Aucune de ces raisons ne justifie de ne pas poursuivre la stratégie, mais ce sont des prix que les labels et les artistes doivent être prêts à accepter. La croissance des recettes de Spotify va ralentir. En outre, elle fera pencher le marché vers Apple, Amazon et Google qui peuvent se permettre de faire passer la musique en tête des pertes. À moyen terme, cela pourrait profiter aux artistes, mais à plus long terme (c’est-à-dire lorsque Spotify sera suffisamment comprimé), ces grands noms de la technologie suivront probablement leur mode opératoire consistant à « réduire les inefficacités de la chaîne d’approvisionnement ». Faites donc attention à ce que vous souhaitez.

2) Si l’on prend un artiste de base, dont 20 % des revenus totaux proviennent de la diffusion en continu, et que le live et le merchandising n’atteignent plus que 25 % de leur niveau précédent, l’augmentation de 41 % des revenus de la diffusion en continu entraînera une baisse de 40 % de ses revenus annuels totaux.

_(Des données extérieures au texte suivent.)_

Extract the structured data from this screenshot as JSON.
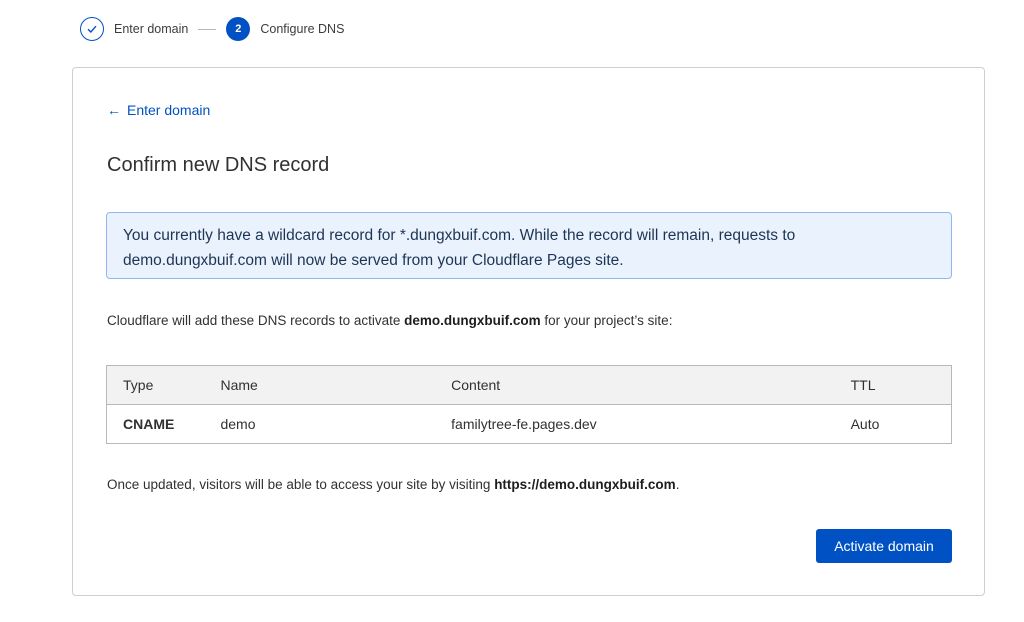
{
  "stepper": {
    "step1": {
      "label": "Enter domain",
      "state": "completed"
    },
    "step2": {
      "number": "2",
      "label": "Configure DNS",
      "state": "active"
    }
  },
  "card": {
    "back_link": "Enter domain",
    "title": "Confirm new DNS record",
    "alert": "You currently have a wildcard record for *.dungxbuif.com. While the record will remain, requests to demo.dungxbuif.com will now be served from your Cloudflare Pages site.",
    "intro": {
      "before": "Cloudflare will add these DNS records to activate ",
      "domain": "demo.dungxbuif.com",
      "after": " for your project’s site:"
    },
    "table": {
      "headers": [
        "Type",
        "Name",
        "Content",
        "TTL"
      ],
      "rows": [
        {
          "type": "CNAME",
          "name": "demo",
          "content": "familytree-fe.pages.dev",
          "ttl": "Auto"
        }
      ]
    },
    "outro": {
      "before": "Once updated, visitors will be able to access your site by visiting ",
      "url": "https://demo.dungxbuif.com",
      "after": "."
    },
    "activate_button": "Activate domain"
  },
  "colors": {
    "accent": "#0051c3",
    "alert_bg": "#eaf2fd",
    "alert_border": "#90b8ef"
  }
}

  1. Les redevances de streaming peuvent être augmentées de manière significative si les prix sont augmentés et les tarifs revus, mais cela peut ralentir le marché du streaming
  2. Ce n’est probablement pas le meilleur moment pour augmenter les prix de streaming pour les consommateurs
  3. Même une forte augmentation ne va pas compenser la baisse du revenu du live

Il n'existe pas de réponse simple et unique pour résoudre la crise actuelle des revenus des artistes. Une solution mixte et pragmatique le serait :

Aucun levier de streaming ne peut être tiré assez fort pour compenser la baisse des revenus en direct. Une solution mixte et pragmatique le serait :

  1. Augmenter les redevances à un taux d’option moyen (ne pas augmenter les prix avant la fin de la récession)
  2. Les artistes poussent leurs fans à acheter leur musique dans des destinations comme Bandcamp
  3. Professionnaliser et commercialiser le secteur de la diffusion en direct, en mettant l’accent sur la facturation des événements afin de créer des revenus en direct
  4. Innover des produits virtuels fandom pour générer de nouveaux flux de revenus supplémentaires

Ce ne sera pas facile pour les artistes avant un certain temps. La dure réalité est que les niveaux de revenus ne retrouveront leur pleine force que lorsque la vie le permettra, et c’est encore loin d’être le cas. La diffusion en continu est plus importante que jamais, et toute solution doit donc trouver un équilibre entre le maintien de son élan et de son ampleur et la poursuite de la carrière des artistes.